O meu pai um dia proibiu a minha mãe de comprar doces para casa para evitar que eu engordasse mais. Eu era gozada pelo meu irmão e pelo meu pai que me chamavam de ''miss pigy'', ''baleia'', ''gorda'', etc. Entrei para a a escola básica (do 5º ao 9º ano) e sentia-me frustrada. Sentia-me posta de parte, sentia-me mal comigo mesma e via que todas as raparigas bonitas eram magras. Com medo de ser gozada também na escola e na esperança de encontrar confiança em mim mesma, deixei de comer. Guardava o dinheiro do lanche e almoço para depois comprar jogos para a PlayStation. Comecei a emagrecer e a crescer muito depressa. Nessa altura, até já magra, via-me gorda. Via no espelho uma rapariga ridícula e feia. Alguém que não queria ser. Continuei a emagrecer e a ter problemas em fazer educação física. Sentia tonturas e cansava-me muito depressa. Sono também me dava muitas vezes mas eu nunca liguei.
Nas férias de verão de transição do oitavo para o nono ano, comecei a dormir até tarde. Comecei a não almoçar nem lanchar. Apenas jantava. Isto durante alguns tempos até ficar-me com apenas um prato de sopa por dia. Ai comecei a reparar nas minhas mãos. Os ossos e as veias salientes metia-me nojo. Os ossos do peito e costelas vincavam a pele clara. Quando reparei em tudo isto, já era um pouco tarde de mais. Tudo o que eu comia fazia força para sair. Ficava mal disposta depois de comer qualquer coisa.
Começou a escola e a minha directora de turma veio falar comigo assustada com a minha aparência. Ela tinha sido minha professora no oitavo ano e tinha ficado assustada com as diferenças que haviam no meu corpo. Ela tentou ajudar-me oferecendo-me senhas da cantina gratuitamente durante cerca de duas semanas. Tudo para ver se eu comia.
Sempre que ia a um médico, receitavam-me vitaminas. O meu dentista, alertava-me dos riscos que sofria ao estar naquele estado e também ele receitava-me vitaminas.
Com a rotina da escola e amigas a ajudarem-me, conseguia recuperar um pouco todos os dias. Foi difícil sair daquele caminho. Foi difícil voltar a comer mas teve de ser.
Agora aviso a todas as raparigas: a minha história não acabou aqui. Eu por vezes tenho recaídas e deixo de ter apetite e vontade de comer. Emagreço de mais e fico perto de voltar aquilo que fui.
Estou a recuperar de outra recaída e sinto-me fraca. E a coisa que mais me custa é ouvir os comentários que fazem e a maneira como gozam. Agora eu estou assim porque o corpo pede. Eu não chamo isto elegância e peço a todas as raparigas para não terem inveja do meu corpo. Além de corpo justo aos ossos, também tenho muitas quebras de tensão, queda de cabelo, unhas frágeis e maior probabilidade de apanhar doenças.

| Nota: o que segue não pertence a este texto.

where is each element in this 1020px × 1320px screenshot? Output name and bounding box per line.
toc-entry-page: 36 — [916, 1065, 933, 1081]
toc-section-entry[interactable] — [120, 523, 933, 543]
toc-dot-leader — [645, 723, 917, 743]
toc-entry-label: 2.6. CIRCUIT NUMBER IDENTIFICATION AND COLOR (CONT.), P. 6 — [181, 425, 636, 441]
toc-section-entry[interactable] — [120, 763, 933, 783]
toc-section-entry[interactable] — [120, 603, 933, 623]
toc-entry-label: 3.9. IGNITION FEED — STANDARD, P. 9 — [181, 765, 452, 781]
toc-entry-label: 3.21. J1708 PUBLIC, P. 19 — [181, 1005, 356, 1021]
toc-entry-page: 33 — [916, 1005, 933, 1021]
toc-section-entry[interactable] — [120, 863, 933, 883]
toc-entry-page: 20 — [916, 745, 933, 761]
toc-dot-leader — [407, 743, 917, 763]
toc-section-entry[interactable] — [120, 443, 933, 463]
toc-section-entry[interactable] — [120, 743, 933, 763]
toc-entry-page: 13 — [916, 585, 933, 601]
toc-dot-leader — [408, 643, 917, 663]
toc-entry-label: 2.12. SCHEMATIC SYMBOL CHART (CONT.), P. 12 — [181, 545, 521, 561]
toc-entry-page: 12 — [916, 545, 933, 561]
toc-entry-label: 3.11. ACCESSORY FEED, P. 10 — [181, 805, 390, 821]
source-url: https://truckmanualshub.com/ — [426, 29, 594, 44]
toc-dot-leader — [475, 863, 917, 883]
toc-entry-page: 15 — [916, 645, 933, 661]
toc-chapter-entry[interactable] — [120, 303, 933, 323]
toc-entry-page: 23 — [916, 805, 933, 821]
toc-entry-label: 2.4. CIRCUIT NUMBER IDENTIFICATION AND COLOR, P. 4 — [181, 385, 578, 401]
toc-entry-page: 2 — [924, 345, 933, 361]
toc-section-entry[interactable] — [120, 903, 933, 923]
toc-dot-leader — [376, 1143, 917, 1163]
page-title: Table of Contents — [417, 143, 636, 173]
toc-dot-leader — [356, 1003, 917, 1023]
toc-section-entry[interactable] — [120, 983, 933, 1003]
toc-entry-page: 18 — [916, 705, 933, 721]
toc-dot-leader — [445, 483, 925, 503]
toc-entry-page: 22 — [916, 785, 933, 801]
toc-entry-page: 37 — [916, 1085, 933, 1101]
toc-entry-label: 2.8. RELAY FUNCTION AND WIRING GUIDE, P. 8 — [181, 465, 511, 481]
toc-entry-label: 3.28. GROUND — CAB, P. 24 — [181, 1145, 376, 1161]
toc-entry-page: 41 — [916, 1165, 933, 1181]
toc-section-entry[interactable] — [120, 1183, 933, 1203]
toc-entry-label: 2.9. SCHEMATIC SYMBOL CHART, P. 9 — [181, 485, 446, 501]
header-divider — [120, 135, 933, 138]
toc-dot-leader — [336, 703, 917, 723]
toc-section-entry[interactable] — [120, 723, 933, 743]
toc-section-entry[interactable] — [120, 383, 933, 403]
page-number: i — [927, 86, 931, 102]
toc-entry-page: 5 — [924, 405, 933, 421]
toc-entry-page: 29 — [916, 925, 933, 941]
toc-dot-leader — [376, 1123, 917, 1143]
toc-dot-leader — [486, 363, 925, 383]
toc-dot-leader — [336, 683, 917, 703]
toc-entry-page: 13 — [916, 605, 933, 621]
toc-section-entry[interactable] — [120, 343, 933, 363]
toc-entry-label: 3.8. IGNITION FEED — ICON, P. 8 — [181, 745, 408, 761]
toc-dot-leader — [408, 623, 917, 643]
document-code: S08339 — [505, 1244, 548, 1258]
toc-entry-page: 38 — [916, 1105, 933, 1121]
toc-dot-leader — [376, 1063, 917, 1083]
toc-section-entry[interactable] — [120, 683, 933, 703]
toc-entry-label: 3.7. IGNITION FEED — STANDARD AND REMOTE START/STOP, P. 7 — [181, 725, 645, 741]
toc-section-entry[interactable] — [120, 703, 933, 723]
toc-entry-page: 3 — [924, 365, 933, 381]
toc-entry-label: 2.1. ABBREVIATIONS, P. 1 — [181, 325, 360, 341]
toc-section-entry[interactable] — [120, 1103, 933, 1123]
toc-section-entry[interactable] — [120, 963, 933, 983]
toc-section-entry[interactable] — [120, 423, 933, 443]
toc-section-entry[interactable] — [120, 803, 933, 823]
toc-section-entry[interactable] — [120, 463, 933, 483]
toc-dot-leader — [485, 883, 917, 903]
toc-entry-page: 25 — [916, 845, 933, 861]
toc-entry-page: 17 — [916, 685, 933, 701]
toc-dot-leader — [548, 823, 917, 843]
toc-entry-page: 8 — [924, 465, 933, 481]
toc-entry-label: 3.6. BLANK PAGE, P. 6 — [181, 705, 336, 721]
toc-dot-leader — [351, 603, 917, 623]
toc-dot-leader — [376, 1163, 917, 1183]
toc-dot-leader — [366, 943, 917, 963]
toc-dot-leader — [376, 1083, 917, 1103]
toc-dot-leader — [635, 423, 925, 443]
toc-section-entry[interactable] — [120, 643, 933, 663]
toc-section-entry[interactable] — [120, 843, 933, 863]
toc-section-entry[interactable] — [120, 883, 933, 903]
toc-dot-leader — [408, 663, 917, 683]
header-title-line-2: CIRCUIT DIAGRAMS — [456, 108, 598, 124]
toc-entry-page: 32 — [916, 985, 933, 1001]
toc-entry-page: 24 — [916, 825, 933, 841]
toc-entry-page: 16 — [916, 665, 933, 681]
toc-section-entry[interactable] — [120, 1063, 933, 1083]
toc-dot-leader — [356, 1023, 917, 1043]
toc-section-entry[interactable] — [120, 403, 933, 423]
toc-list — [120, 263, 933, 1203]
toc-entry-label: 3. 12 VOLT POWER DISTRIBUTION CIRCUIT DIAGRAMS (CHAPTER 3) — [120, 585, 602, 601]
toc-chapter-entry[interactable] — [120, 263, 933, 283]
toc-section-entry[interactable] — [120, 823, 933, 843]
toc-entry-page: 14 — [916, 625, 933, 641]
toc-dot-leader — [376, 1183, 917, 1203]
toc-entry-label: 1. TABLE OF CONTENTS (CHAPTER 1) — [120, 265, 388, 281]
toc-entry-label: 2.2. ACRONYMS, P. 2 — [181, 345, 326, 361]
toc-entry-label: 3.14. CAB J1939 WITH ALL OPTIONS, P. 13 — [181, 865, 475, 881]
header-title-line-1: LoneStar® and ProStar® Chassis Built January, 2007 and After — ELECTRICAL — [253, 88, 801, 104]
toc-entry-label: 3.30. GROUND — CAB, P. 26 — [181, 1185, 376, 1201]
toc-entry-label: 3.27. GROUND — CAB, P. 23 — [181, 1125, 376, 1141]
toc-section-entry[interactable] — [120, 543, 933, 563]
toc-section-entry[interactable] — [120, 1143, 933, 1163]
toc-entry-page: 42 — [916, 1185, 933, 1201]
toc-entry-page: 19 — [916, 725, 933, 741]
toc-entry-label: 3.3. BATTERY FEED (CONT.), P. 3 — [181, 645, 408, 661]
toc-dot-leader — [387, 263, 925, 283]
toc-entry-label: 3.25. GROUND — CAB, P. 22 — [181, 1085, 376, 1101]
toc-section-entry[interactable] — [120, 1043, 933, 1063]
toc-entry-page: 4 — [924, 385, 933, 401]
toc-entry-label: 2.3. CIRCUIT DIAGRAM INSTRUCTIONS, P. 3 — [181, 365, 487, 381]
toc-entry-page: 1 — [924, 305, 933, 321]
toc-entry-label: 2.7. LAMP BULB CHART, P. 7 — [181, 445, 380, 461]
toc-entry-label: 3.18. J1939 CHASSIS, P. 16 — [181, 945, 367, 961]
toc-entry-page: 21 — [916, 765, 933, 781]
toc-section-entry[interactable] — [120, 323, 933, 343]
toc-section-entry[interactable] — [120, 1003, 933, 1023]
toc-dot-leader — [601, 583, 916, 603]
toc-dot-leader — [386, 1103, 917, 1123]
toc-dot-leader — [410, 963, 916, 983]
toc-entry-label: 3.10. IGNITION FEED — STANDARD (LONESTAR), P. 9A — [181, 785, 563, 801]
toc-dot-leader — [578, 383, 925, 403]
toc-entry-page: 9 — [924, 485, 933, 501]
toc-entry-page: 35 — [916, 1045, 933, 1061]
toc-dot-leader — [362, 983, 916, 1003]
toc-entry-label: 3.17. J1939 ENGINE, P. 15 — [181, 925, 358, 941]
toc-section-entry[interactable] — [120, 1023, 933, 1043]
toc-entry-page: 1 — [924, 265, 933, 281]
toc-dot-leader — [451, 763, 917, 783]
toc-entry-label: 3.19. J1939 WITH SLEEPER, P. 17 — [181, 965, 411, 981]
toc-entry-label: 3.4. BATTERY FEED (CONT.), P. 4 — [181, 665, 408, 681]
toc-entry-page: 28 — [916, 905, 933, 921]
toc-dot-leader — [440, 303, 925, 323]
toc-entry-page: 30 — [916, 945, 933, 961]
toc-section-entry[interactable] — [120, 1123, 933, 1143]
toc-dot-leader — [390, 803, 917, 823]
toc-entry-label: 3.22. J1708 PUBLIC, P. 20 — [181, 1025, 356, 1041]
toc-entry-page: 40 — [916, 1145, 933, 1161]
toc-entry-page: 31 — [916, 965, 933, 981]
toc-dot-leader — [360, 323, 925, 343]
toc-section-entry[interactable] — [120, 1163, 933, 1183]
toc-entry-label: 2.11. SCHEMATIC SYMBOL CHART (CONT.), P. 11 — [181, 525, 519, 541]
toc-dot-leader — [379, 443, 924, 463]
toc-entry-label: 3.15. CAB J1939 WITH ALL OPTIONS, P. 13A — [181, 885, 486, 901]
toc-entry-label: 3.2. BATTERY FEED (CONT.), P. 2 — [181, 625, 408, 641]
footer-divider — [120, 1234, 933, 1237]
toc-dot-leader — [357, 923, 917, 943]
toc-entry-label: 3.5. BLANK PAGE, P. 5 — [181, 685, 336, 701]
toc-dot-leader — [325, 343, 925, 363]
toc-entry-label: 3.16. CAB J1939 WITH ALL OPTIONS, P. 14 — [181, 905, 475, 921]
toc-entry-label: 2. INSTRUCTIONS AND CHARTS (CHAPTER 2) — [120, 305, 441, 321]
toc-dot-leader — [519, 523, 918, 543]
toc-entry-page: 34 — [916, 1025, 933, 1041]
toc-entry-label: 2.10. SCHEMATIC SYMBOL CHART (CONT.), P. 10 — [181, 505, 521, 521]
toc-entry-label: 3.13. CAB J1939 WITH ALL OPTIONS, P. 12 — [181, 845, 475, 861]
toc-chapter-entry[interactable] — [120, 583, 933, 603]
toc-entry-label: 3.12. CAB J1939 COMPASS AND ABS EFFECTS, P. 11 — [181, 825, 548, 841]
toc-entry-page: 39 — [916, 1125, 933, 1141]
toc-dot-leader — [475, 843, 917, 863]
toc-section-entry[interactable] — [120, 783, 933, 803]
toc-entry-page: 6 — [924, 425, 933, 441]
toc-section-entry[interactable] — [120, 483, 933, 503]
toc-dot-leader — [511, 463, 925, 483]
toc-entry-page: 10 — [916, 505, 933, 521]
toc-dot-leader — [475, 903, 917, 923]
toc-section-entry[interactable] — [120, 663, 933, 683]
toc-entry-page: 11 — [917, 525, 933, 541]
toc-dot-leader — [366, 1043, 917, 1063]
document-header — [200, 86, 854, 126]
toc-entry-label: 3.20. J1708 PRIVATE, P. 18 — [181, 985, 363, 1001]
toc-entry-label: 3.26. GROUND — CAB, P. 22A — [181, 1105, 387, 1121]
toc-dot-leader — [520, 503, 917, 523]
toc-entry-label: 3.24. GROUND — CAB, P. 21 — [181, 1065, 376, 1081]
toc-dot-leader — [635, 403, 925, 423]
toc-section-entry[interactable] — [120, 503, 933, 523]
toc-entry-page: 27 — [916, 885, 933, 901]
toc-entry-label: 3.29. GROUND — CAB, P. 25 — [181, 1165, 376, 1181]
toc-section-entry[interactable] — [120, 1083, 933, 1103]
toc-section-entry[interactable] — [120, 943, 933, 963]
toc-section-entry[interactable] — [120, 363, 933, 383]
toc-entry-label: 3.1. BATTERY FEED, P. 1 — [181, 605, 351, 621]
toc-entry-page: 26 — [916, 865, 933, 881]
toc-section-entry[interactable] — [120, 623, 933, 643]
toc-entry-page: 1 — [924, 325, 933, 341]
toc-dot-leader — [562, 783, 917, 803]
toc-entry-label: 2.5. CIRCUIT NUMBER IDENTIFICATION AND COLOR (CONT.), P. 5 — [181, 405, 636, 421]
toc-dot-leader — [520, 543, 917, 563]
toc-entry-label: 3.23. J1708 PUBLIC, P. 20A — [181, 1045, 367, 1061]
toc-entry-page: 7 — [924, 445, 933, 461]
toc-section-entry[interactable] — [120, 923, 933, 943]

Não façam disto um caminho para a obrigação do vosso próprio corpo. Não precisam de ser magras para serem belas. A maior beleza está no interior e não no exterior.

Hoje em dia, a coisa que mais odeio é ouvir raparigas lindas e elegantes a dizerem: ''Estou gorda. Preciso de uma dieta''.

Eu não como por prazer apesar de querer. Eu como para sobreviver.